Soudain une main se posa sur celle du géant, et j’entendis la voix de Jean lui enjoindre de me relâcher.

— Jean ! grogna le monstre en le regardant d’un air rogue. Tiens donc, je reconnais bien là ton tempérament de protecteur ! Dis-moi, tu laisses bien consommer tes boissons, alors pourquoi pas me laisser consommer cette fille ?

— Elle est ma protégée ! dit Jean avec force, regardant Troibé droit dans les yeux, sans faiblir un seul instant.

— Si tu l'as amenée à cette Réunion et l’a laissée danser avec tous les hommes, c'est que tu l'as sevrée, elle n'est donc plus ta protégée. Laisse-la moi !

— Tu connais les lois, tu n'as pas à la forcer !

— Allons, sourit Troibé, elle se donne juste des airs ! Tu les connais, les femmes, elles sont toujours à aguicher les hommes, en faisant semblant de ne pas y toucher, alors qu’au fond elles adorent ça, et les vampiresses lus encore que les humaines !

Je frémis, révulsée, et les mots fusèrent de ma bouche sans y penser :

— Tu ne crois tout de même pas que je vais me laisser passer dessus par une brute comme toi ! Va te palucher tous seul dans les buissons, espèce de dégénéré imbu de lui-même !

Il me lâcha, surpris, et je me collais contre Jean qui m'entoura les épaules d'un bras protecteur. Brusquement, le groupe de vampiresses avec lequel je bavardais tout à l’heure nous entoura, babillant gaiement, et m’éloigna, tandis que l’allumeuse se rapprochait des deux vampires qui se faisaient face silencieusement.
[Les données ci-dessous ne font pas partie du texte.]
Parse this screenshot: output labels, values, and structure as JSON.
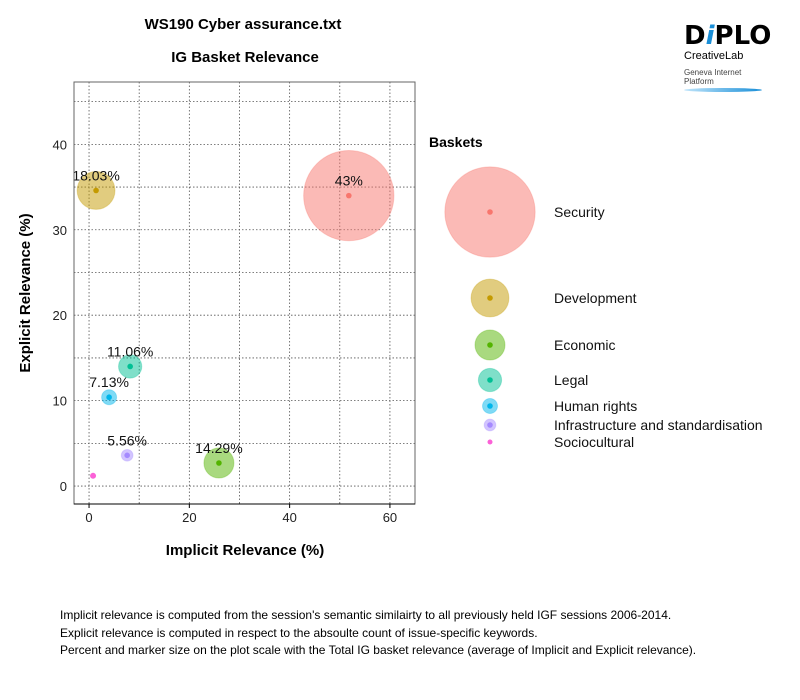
{
  "chart_data": {
    "type": "scatter",
    "title": "WS190 Cyber assurance.txt",
    "subtitle": "IG Basket Relevance",
    "xlabel": "Implicit Relevance (%)",
    "ylabel": "Explicit Relevance (%)",
    "xlim": [
      -3,
      65
    ],
    "ylim": [
      -2.1,
      47.3
    ],
    "xticks": [
      0,
      20,
      40,
      60
    ],
    "yticks": [
      0,
      10,
      20,
      30,
      40
    ],
    "grid": true,
    "legend_title": "Baskets",
    "legend_position": "right",
    "series": [
      {
        "name": "Security",
        "x": 51.8,
        "y": 34.0,
        "size": 43,
        "label": "43%",
        "color": "#F8766D"
      },
      {
        "name": "Development",
        "x": 1.4,
        "y": 34.6,
        "size": 18.03,
        "label": "18.03%",
        "color": "#C49A00"
      },
      {
        "name": "Economic",
        "x": 25.9,
        "y": 2.7,
        "size": 14.29,
        "label": "14.29%",
        "color": "#53B400"
      },
      {
        "name": "Legal",
        "x": 8.2,
        "y": 14.0,
        "size": 11.06,
        "label": "11.06%",
        "color": "#00C094"
      },
      {
        "name": "Human rights",
        "x": 4.0,
        "y": 10.4,
        "size": 7.13,
        "label": "7.13%",
        "color": "#00B6EB"
      },
      {
        "name": "Infrastructure and standardisation",
        "x": 7.6,
        "y": 3.6,
        "size": 5.56,
        "label": "5.56%",
        "color": "#A58AFF"
      },
      {
        "name": "Sociocultural",
        "x": 0.8,
        "y": 1.2,
        "size": 0.93,
        "label": "",
        "color": "#FB61D7"
      }
    ]
  },
  "logo": {
    "brand": "DiPLO",
    "sub": "CreativeLab",
    "tagline": "Geneva Internet Platform"
  },
  "footer": {
    "lines": [
      "Implicit relevance is computed from the session's semantic similairty to all previously held IGF sessions 2006-2014.",
      "Explicit relevance is computed in respect to the absoulte count of issue-specific keywords.",
      "Percent and marker size on the plot scale with the Total IG basket relevance (average of Implicit and Explicit relevance)."
    ]
  }
}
Jean nous regarda à la dérobée, fit un sourire en coin puis retourna une fois de plus à son stand, et Troibé – non mais sérieux, Troibé, quel nom complètement crétin ! – resta seul à rager, sans oser rien faire. Il savait que toute la communauté des vampires nous soutiendrait, Jean et moi, s’il s’attaquait encore à moi devant les autres.

Mes protectrices me questionnèrent sur le relation qui existait entre Jean et moi. Je répondis du mieux que je pus, et elles conclurent triomphalement, disant que j'avais eu du cran face à Troibé, mais que puisque j'étais amoureuse de Jean et lui de moi (Tiens donc ?), et si courageuse, elles avaient parfaitement eu raison de m'aider. En m'emmenant avec elles, elles avaient maîtrisé la situation, et évité un bain... de sang.

Je retournais auprès de Jean, et passais le reste de la nuit avec lui et quelques autres pour nous tenir compagnie, en réalité pour dissuader Troibé si besoin était. Celui-ci se rabattit sur l’allumeuse, qui était restée à sa portée (finalement je l’aimais bien et je lui souhaitais bonne chance à part moi) et elle se laissa faire complaisamment, sachant que cela calmerait et occuperait le monstre préhistorique.

Enfin, nous rentrâmes peu avant les premières lueurs de cette aube que je ne pourrais plus jamais admirer, passablement éméchés par l'excellent vin aromatisé de cannelle, de gingembre, de clous de girofle et.. de sang humain, dont Jean avait réservé la dernière bouteille pour nous.